11. The method of claim 8, wherein the receiving an additional instruction includes initiating a validation sequence to validate the firmware update.

12. The method of claim 11, wherein the initiating a validation sequence includes

providing at least a portion of the apparatus firmware and a cryptographic signature for at least a portion of the apparatus firmware to the management firmware to verify the apparatus firmware cryptographic signature, and

receiving a verification status from the management firmware.

13. The method of claim 8, further comprising providing a public key to the management firmware, wherein the public key is used to verify a cryptographic signature for the firmware.

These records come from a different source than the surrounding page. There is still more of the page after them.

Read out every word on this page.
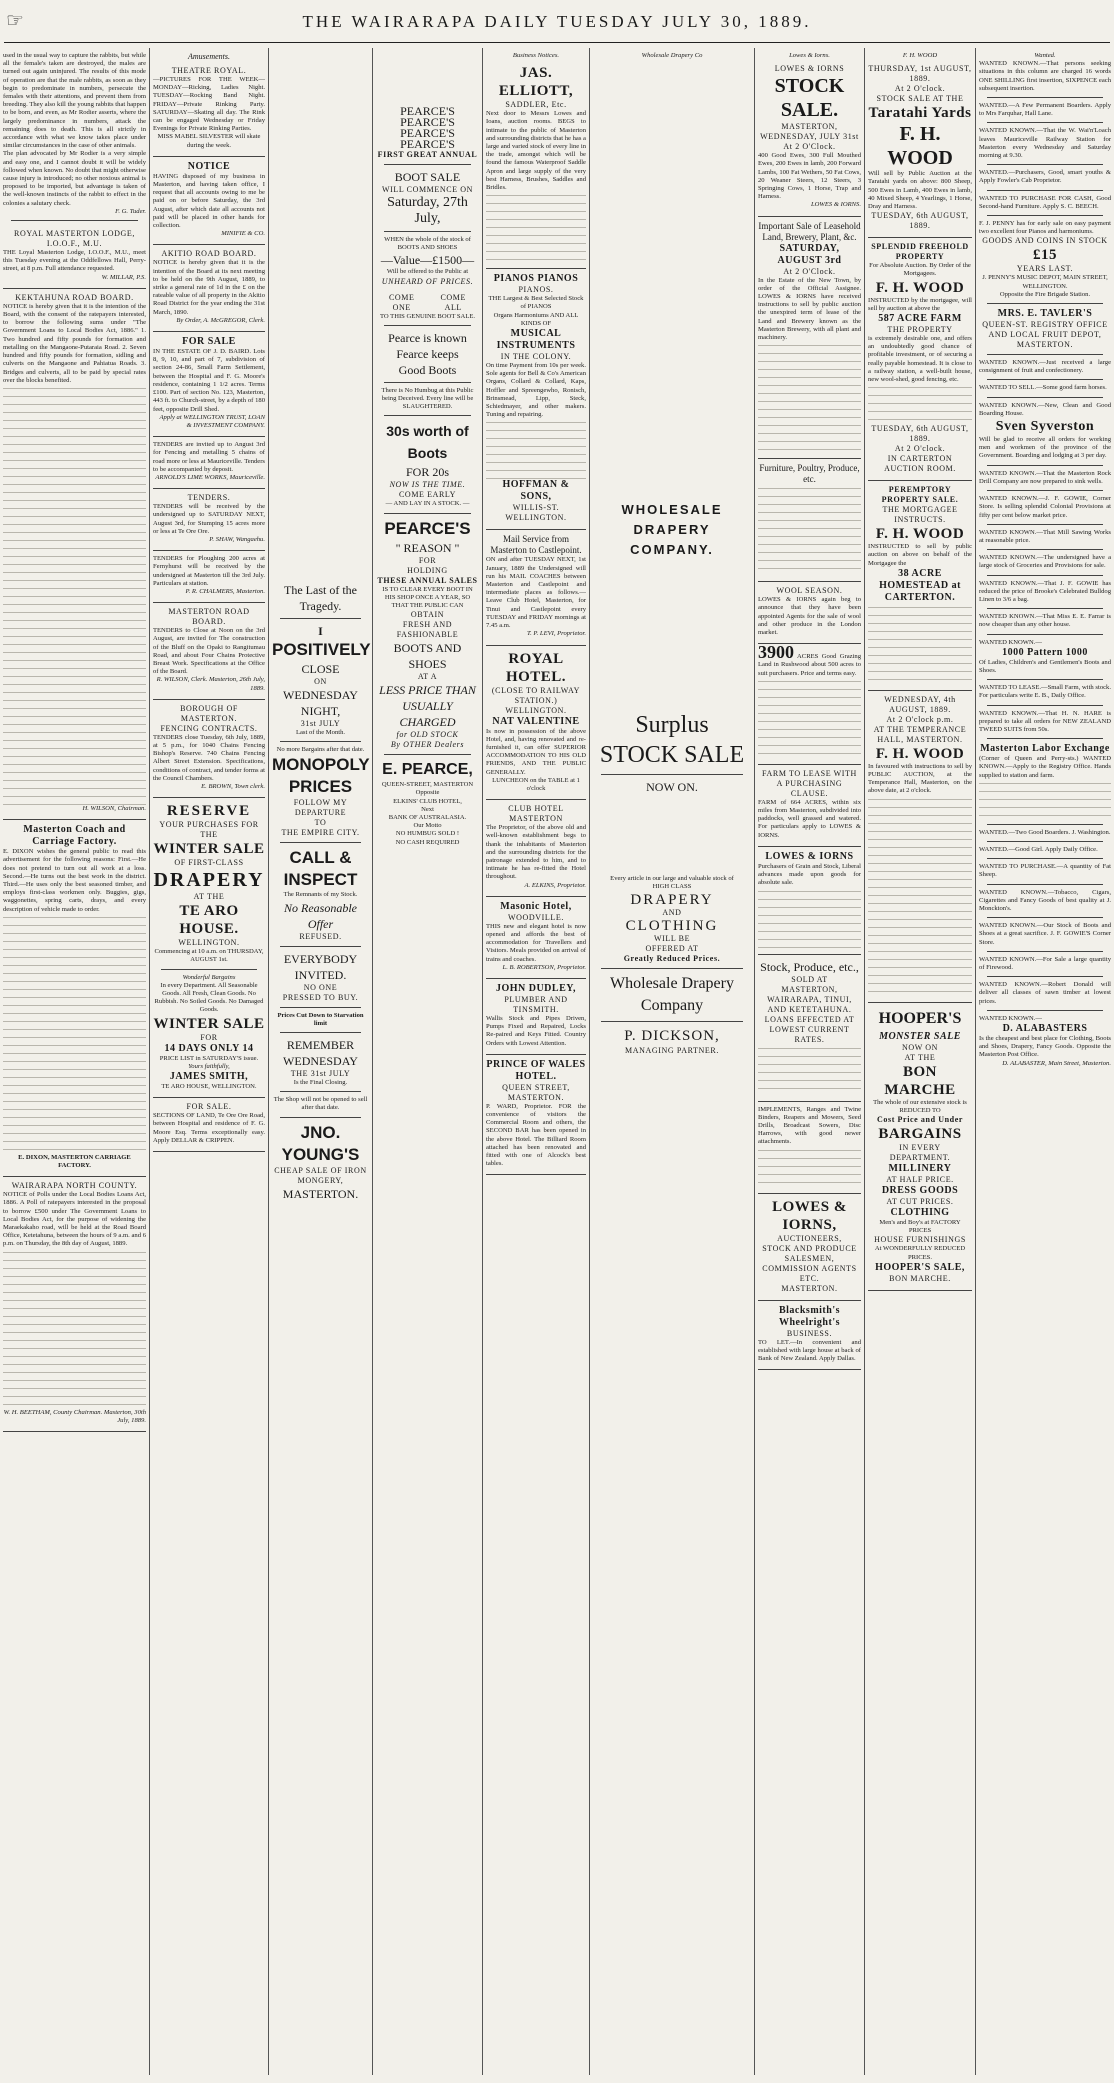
☞	THE WAIRARAPA DAILY TUESDAY JULY 30, 1889.

used in the usual way to capture the rabbits, but while all the female's taken are destroyed, the males are turned out again uninjured. The results of this mode of operation are that the male rabbits, as soon as they begin to predominate in numbers, persecute the females with their attentions, and prevent them from breeding. They also kill the young rabbits that happen to be born, and even, as Mr Rodier asserts, where the largely predominance in numbers, attack the remaining does to death. This is all strictly in accordance with what we know takes place under similar circumstances in the case of other animals.

The plan advocated by Mr Rodier is a very simple and easy one, and I cannot doubt it will be widely followed when known. No doubt that might otherwise cause injury is introduced; no other noxious animal is proposed to be imported, but advantage is taken of the well-known instincts of the rabbit to effect in the colonies a salutary check.

F. G. Tuder.

ROYAL MASTERTON LODGE, I.O.O.F., M.U.

THE Loyal Masterton Lodge, I.O.O.F., M.U., meet this Tuesday evening at the Oddfellows Hall, Perry-street, at 8 p.m. Full attendance requested.

W. MILLAR, P.S.

KEKTAHUNA ROAD BOARD.

NOTICE is hereby given that it is the intention of the Board, with the consent of the ratepayers interested, to borrow the following sums under "The Government Loans to Local Bodies Act, 1886." 1. Two hundred and fifty pounds for formation and metalling on the Mangaone-Putaraia Road. 2. Seven hundred and fifty pounds for formation, sidling and culverts on the Mangaone and Pahiatua Roads. 3. Bridges and culverts, all to be paid by special rates over the blocks benefited.

H. WILSON, Chairman.

Masterton Coach and Carriage Factory.

E. DIXON wishes the general public to read this advertisement for the following reasons: First.—He does not pretend to turn out all work at a loss. Second.—He turns out the best work in the district. Third.—He uses only the best seasoned timber, and employs first-class workmen only. Buggies, gigs, waggonettes, spring carts, drays, and every description of vehicle made to order.

E. DIXON, MASTERTON CARRIAGE FACTORY.

WAIRARAPA NORTH COUNTY.

NOTICE of Polls under the Local Bodies Loans Act, 1886. A Poll of ratepayers interested in the proposal to borrow £500 under The Government Loans to Local Bodies Act, for the purpose of widening the Maraekakaho road, will be held at the Road Board Office, Ketetahuna, between the hours of 9 a.m. and 6 p.m. on Thursday, the 8th day of August, 1889.

W. H. BEETHAM, County Chairman. Masterton, 30th July, 1889.

Amusements.
THEATRE ROYAL.

—PICTURES FOR THE WEEK— MONDAY—Ricking, Ladies Night. TUESDAY—Rocking Band Night. FRIDAY—Private Rinking Party. SATURDAY—Skating all day. The Rink can be engaged Wednesday or Friday Evenings for Private Rinking Parties.

MISS MABEL SILVESTER will skate during the week.

NOTICE

HAVING disposed of my business in Masterton, and having taken office, I request that all accounts owing to me be paid on or before Saturday, the 3rd August, after which date all accounts not paid will be placed in other hands for collection.

MINIFIE & CO.

AKITIO ROAD BOARD.

NOTICE is hereby given that it is the intention of the Board at its next meeting to be held on the 9th August, 1889, to strike a general rate of 1d in the £ on the rateable value of all property in the Akitio Road District for the year ending the 31st March, 1890.

By Order, A. McGREGOR, Clerk.

FOR SALE

IN THE ESTATE OF J. D. BAIRD. Lots 8, 9, 10, and part of 7, subdivision of section 24-86, Small Farm Settlement, between the Hospital and F. G. Moore's residence, containing 1 1/2 acres. Terms £100. Part of section No. 123, Masterton, 443 ft. to Church-street, by a depth of 180 feet, opposite Drill Shed.

Apply at WELLINGTON TRUST, LOAN & INVESTMENT COMPANY.

TENDERS are invited up to Angust 3rd for Fencing and metalling 5 chains of road more or less at Mauriceville. Tenders to be accompanied by deposit.

ARNOLD'S LIME WORKS, Mauriceville.

TENDERS.

TENDERS will be received by the undersigned up to SATURDAY NEXT, August 3rd, for Stumping 15 acres more or less at Te Ore Ore.

P. SHAW, Wangaehu.

TENDERS for Ploughing 200 acres at Fernyhurst will be received by the undersigned at Masterton till the 3rd July. Particulars at station.

P. R. CHALMERS, Masterton.

MASTERTON ROAD BOARD.

TENDERS to Close at Noon on the 3rd August, are invited for The construction of the Bluff on the Opaki to Rangitumau Road, and about Four Chains Protective Breast Work. Specifications at the Office of the Board.

R. WILSON, Clerk. Masterton, 26th July, 1889.

BOROUGH OF MASTERTON.
FENCING CONTRACTS.

TENDERS close Tuesday, 6th July, 1889, at 5 p.m., for 1040 Chains Fencing Bishop's Reserve. 740 Chains Fencing Albert Street Extension. Specifications, conditions of contract, and tender forms at the Council Chambers.

E. BROWN, Town clerk.

RESERVE
YOUR PURCHASES FOR THE
WINTER SALE
OF FIRST-CLASS
DRAPERY
AT THE
TE ARO HOUSE.
WELLINGTON.

Commencing at 10 a.m. on THURSDAY, AUGUST 1st.

Wonderful Bargains

In every Department. All Seasonable Goods. All Fresh, Clean Goods. No Rubbish. No Soiled Goods. No Damaged Goods.

WINTER SALE
FOR
14 DAYS ONLY 14

PRICE LIST in SATURDAY'S issue.

Yours faithfully,

JAMES SMITH,

TE ARO HOUSE, WELLINGTON.

FOR SALE.

SECTIONS OF LAND, Te Ore Ore Road, between Hospital and residence of F. G. Moore Esq. Terms exceptionally easy. Apply DELLAR & CRIPPEN.

The Last of the
Tragedy.
I
POSITIVELY
CLOSE
ON
WEDNESDAY NIGHT,
31st JULY
Last of the Month.
No more Bargains after that date.
MONOPOLY
PRICES
FOLLOW MY DEPARTURE
TO
THE EMPIRE CITY.
CALL & INSPECT
The Remnants of my Stock.
No Reasonable Offer
REFUSED.
EVERYBODY INVITED.
NO ONE
PRESSED TO BUY.
Prices Cut Down to Starvation limit
REMEMBER
WEDNESDAY
THE 31st JULY
Is the Final Closing.
The Shop will not be opened to sell after that date.
JNO. YOUNG'S
CHEAP SALE OF IRON
MONGERY,
MASTERTON.
PEARCE'S
PEARCE'S
PEARCE'S
PEARCE'S
FIRST GREAT ANNUAL
BOOT SALE
WILL COMMENCE ON
Saturday, 27th July,
WHEN the whole of the stock of BOOTS AND SHOES
—Value—£1500—
Will be offered to the Public at
UNHEARD OF PRICES.
COME
ONE
COME
ALL
TO THIS GENUINE BOOT SALE.
Pearce is known
Fearce keeps
Good Boots
There is No Humbug at this Public being Deceived. Every line will be SLAUGHTERED.
30s worth of Boots
FOR 20s
NOW IS THE TIME.
COME EARLY
— AND LAY IN A STOCK. —
PEARCE'S
" REASON "
FOR
HOLDING
THESE ANNUAL SALES
IS TO CLEAR EVERY BOOT IN
HIS SHOP ONCE A YEAR, SO
THAT THE PUBLIC CAN
OBTAIN
FRESH AND FASHIONABLE
BOOTS AND SHOES
AT A
LESS PRICE THAN
USUALLY CHARGED
for OLD STOCK
By OTHER Dealers
E. PEARCE,
QUEEN-STREET, MASTERTON
Opposite
ELKINS' CLUB HOTEL,
Next
BANK OF AUSTRALASIA.
Our Motto
NO HUMBUG SOLD !
NO CASH REQUIRED
Business Notices.
JAS. ELLIOTT,
SADDLER, Etc.

Next door to Messrs Lowes and Ioans, auction rooms. BEGS to intimate to the public of Masterton and surrounding districts that he has a large and varied stock of every line in the trade, amongst which will be found the famous Waterproof Saddle Apron and large supply of the very best Harness, Brushes, Saddles and Bridles.

PIANOS PIANOS
PIANOS.

THE Largest & Best Selected Stock of PIANOS

Organs Harmoniums AND ALL KINDS OF

MUSICAL INSTRUMENTS
IN THE COLONY.

On time Payment from 10s per week. Sole agents for Bell & Co's American Organs, Collard & Collard, Kaps, Hoffler and Spreengewho, Ronisch, Brinsmead, Lipp, Steck, Schiedmayer, and other makers. Tuning and repairing.

HOFFMAN & SONS,
WILLIS-ST. WELLINGTON.
Mail Service from Masterton to Castlepoint.

ON and after TUESDAY NEXT, 1st January, 1889 the Undersigned will run his MAIL COACHES between Masterton and Castlepoint and intermediate places as follows.— Leave Club Hotel, Masterton, for Tinui and Castlepoint every TUESDAY and FRIDAY mornings at 7.45 a.m.

T. P. LEVI, Proprietor.

ROYAL HOTEL.
(CLOSE TO RAILWAY STATION.)
WELLINGTON.
NAT VALENTINE

Is now in possession of the above Hotel, and, having renovated and re-furnished it, can offer SUPERIOR ACCOMMODATION TO HIS OLD FRIENDS, AND THE PUBLIC GENERALLY.

LUNCHEON on the TABLE at 1 o'clock

CLUB HOTEL MASTERTON

The Proprietor, of the above old and well-known establishment begs to thank the inhabitants of Masterton and the surrounding districts for the patronage extended to him, and to intimate he has re-fitted the Hotel throughout.

A. ELKINS, Proprietor.

Masonic Hotel,
WOODVILLE.

THIS new and elegant hotel is now opened and affords the best of accommodation for Travellers and Visitors. Meals provided on arrival of trains and coaches.

L. B. ROBERTSON, Proprietor.

JOHN DUDLEY,
PLUMBER AND TINSMITH.

Wallis Stock and Pipes Driven, Pumps Fixed and Repaired, Locks Re-paired and Keys Fitted. Country Orders with Lowest Attention.

PRINCE OF WALES HOTEL.
QUEEN STREET, MASTERTON.

P. WARD, Proprietor. FOR the convenience of visitors the Commercial Room and others, the SECOND BAR has been opened in the above Hotel. The Billiard Room attached has been renovated and fitted with one of Alcock's best tables.

Wholesale Drapery Co
WHOLESALE
DRAPERY
COMPANY.
Surplus
STOCK SALE
NOW ON.

Every article in our large and valuable stock of HIGH CLASS

DRAPERY
AND
CLOTHING
WILL BE
OFFERED AT
Greatly Reduced Prices.
Wholesale Drapery
Company
P. DICKSON,
MANAGING PARTNER.
Lowes & Iorns.
LOWES & IORNS
STOCK SALE.
MASTERTON, WEDNESDAY, JULY 31st
At 2 O'Clock.

400 Good Ewes, 300 Full Mouthed Ewes, 200 Ewes in lamb, 200 Forward Lambs, 100 Fat Wethers, 50 Fat Cows, 20 Weaner Steers, 12 Steers, 3 Springing Cows, 1 Horse, Trap and Harness.

LOWES & IORNS.

Important Sale of Leasehold Land, Brewery, Plant, &c.
SATURDAY, AUGUST 3rd
At 2 O'Clock.

In the Estate of the New Town, by order of the Official Assignee. LOWES & IORNS have received instructions to sell by public auction the unexpired term of lease of the Land and Brewery known as the Masterton Brewery, with all plant and machinery.

Furniture, Poultry, Produce, etc.
WOOL SEASON.

LOWES & IORNS again beg to announce that they have been appointed Agents for the sale of wool and other produce in the London market.

3900 ACRES Good Grazing Land in Rushwood about 500 acres to suit purchasers. Price and terms easy.
FARM TO LEASE WITH A PURCHASING CLAUSE.

FARM of 664 ACRES, within six miles from Masterton, subdivided into paddocks, well grassed and watered. For particulars apply to LOWES & IORNS.

LOWES & IORNS

Purchasers of Grain and Stock, Liberal advances made upon goods for absolute sale.

Stock, Produce, etc.,
SOLD AT
MASTERTON, WAIRARAPA, TINUI, AND KETETAHUNA.
LOANS EFFECTED AT LOWEST CURRENT RATES.

IMPLEMENTS, Ranges and Twine Binders, Reapers and Mowers, Seed Drills, Broadcast Sowers, Disc Harrows, with good newer attachments.

LOWES & IORNS,
AUCTIONEERS,
STOCK AND PRODUCE
SALESMEN,
COMMISSION AGENTS ETC.
MASTERTON.
Blacksmith's Wheelright's
BUSINESS.

TO LET.—In convenient and established with large house at back of Bank of New Zealand. Apply Dallas.

F. H. WOOD
THURSDAY, 1st AUGUST, 1889.
At 2 O'clock.
STOCK SALE AT THE
Taratahi Yards
F. H. WOOD

Will sell by Public Auction at the Taratahi yards on above: 800 Sheep, 500 Ewes in Lamb, 400 Ewes in lamb, 40 Mixed Sheep, 4 Yearlings, 1 Horse, Dray and Harness.

TUESDAY, 6th AUGUST, 1889.
SPLENDID FREEHOLD PROPERTY

For Absolute Auction. By Order of the Mortgagees.

F. H. WOOD

INSTRUCTED by the mortgagee, will sell by auction at above the

587 ACRE FARM
THE PROPERTY

is extremely desirable one, and offers an undoubtedly good chance of profitable investment, or of securing a really payable homestead. It is close to a railway station, a well-built house, new wool-shed, good fencing, etc.

TUESDAY, 6th AUGUST, 1889.
At 2 O'clock.
IN CARTERTON AUCTION ROOM.
PEREMPTORY PROPERTY SALE.
THE MORTGAGEE INSTRUCTS.
F. H. WOOD

INSTRUCTED to sell by public auction on above on behalf of the Mortgagee the

38 ACRE HOMESTEAD at CARTERTON.
WEDNESDAY, 4th AUGUST, 1889.
At 2 O'clock p.m.
AT THE TEMPERANCE HALL, MASTERTON.
F. H. WOOD

In favoured with instructions to sell by PUBLIC AUCTION, at the Temperance Hall, Masterton, on the above date, at 2 o'clock.

HOOPER'S
MONSTER SALE
NOW ON
AT THE
BON MARCHE

The whole of our extensive stock is REDUCED TO

Cost Price and Under
BARGAINS
IN EVERY DEPARTMENT.
MILLINERY
AT HALF PRICE.
DRESS GOODS
AT CUT PRICES.
CLOTHING

Men's and Boy's at FACTORY PRICES

HOUSE FURNISHINGS

At WONDERFULLY REDUCED PRICES.

HOOPER'S SALE,
BON MARCHE.
Wanted.

WANTED KNOWN.—That persons seeking situations in this column are charged 16 words ONE SHILLING first insertion, SIXPENCE each subsequent insertion.

WANTED.—A Few Permanent Boarders. Apply to Mrs Farquhar, Hall Lane.

WANTED KNOWN.—That the W. Wai'n'Loach leaves Mauriceville Railway Station for Masterton every Wednesday and Saturday morning at 9.30.

WANTED.—Purchasers, Good, smart youths & Apply Fowler's Cab Proprietor.

WANTED TO PURCHASE FOR CASH, Good Second-hand Furniture. Apply S. C. BEECH.

F. J. PENNY has for early sale on easy payment two excellent four Pianos and harmoniums.

GOODS AND COINS IN STOCK
£15
YEARS LAST.

J. PENNY'S MUSIC DEPOT, MAIN STREET, WELLINGTON.

Opposite the Fire Brigade Station.

MRS. E. TAVLER'S
QUEEN-ST. REGISTRY OFFICE
AND LOCAL FRUIT DEPOT, MASTERTON.

WANTED KNOWN.—Just received a large consignment of fruit and confectionery.

WANTED TO SELL.—Some good farm horses.

WANTED KNOWN.—New, Clean and Good Boarding House.

Sven Syverston

Will be glad to receive all orders for working men and workmen of the province of the Government. Boarding and lodging at 3 per day.

WANTED KNOWN.—That the Masterton Rock Drill Company are now prepared to sink wells.

WANTED KNOWN.—J. F. GOWIE, Corner Store. Is selling splendid Colonial Provisions at fifty per cent below market price.

WANTED KNOWN.—That Mill Sawing Works at reasonable price.

WANTED KNOWN.—The undersigned have a large stock of Groceries and Provisions for sale.

WANTED KNOWN.—That J. F. GOWIE has reduced the price of Brooke's Celebrated Bulldog Linen to 3/6 a bag.

WANTED KNOWN.—That Miss E. E. Farrar is now cheaper than any other house.

WANTED KNOWN.—

1000 Pattern 1000

Of Ladies, Children's and Gentlemen's Boots and Shoes.

WANTED TO LEASE.—Small Farm, with stock. For particulars write E. B., Daily Office.

WANTED KNOWN.—That H. N. HARE is prepared to take all orders for NEW ZEALAND TWEED SUITS from 50s.

Masterton Labor Exchange

(Corner of Queen and Perry-sts.) WANTED KNOWN.—Apply to the Registry Office. Hands supplied to station and farm.

WANTED.—Two Good Boarders. J. Washington.

WANTED.—Good Girl. Apply Daily Office.

WANTED TO PURCHASE.—A quantity of Fat Sheep.

WANTED KNOWN.—Tobacco, Cigars, Cigarettes and Fancy Goods of best quality at J. Monckton's.

WANTED KNOWN.—Our Stock of Boots and Shoes at a great sacrifice. J. F. GOWIE'S Corner Store.

WANTED KNOWN.—For Sale a large quantity of Firewood.

WANTED KNOWN.—Robert Donald will deliver all classes of sawn timber at lowest prices.

WANTED KNOWN.—

D. ALABASTERS

Is the cheapest and best place for Clothing, Boots and Shoes, Drapery, Fancy Goods. Opposite the Masterton Post Office.

D. ALABASTER, Main Street, Masterton.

14. The method of claim 13, wherein the providing a public key includes providing the public key from the apparatus firmware upon initial platform boot.

15. The method of claim 8, wherein the receiving an interrupt instruction is in response to receiving notification that a firmware update is available.

16. A system comprising

a processor to run management firmware, wherein the management firmware includes a configuration register to store a public key of a public private key pair used to generate a cryptographic signature; and

at least one integrated circuit (IC) to run IC firmware, wherein the IC includes updatable non-volatile memory to store the IC firmware and a cryptographic signature for the IC firmware and non-updateable non-volatile memory to store an interrupt sequence, wherein the IC includes a chip interface to receive an interrupt instruction from the management firmware, wherein the receipt of the interrupt instruction is to control access to the interrupt sequence.

17. The system of claim 16, wherein the management firmware provides the interrupt instruction when IC firmware updates are available and instructs the IC to initiate an update sequence after the interrupt sequence is performed.

18. The system of claim 16, wherein the management firmware provides the interrupt instruction when IC firmware updates are complete and instructs the chipset to initiate a validation sequence after the interrupt sequence is performed.

19. The system of claim 16, wherein the public key is burned in the configuration register during manufacturing.

20. The system of claim 16, wherein the public key is provided to the management firmware during initial system boot up.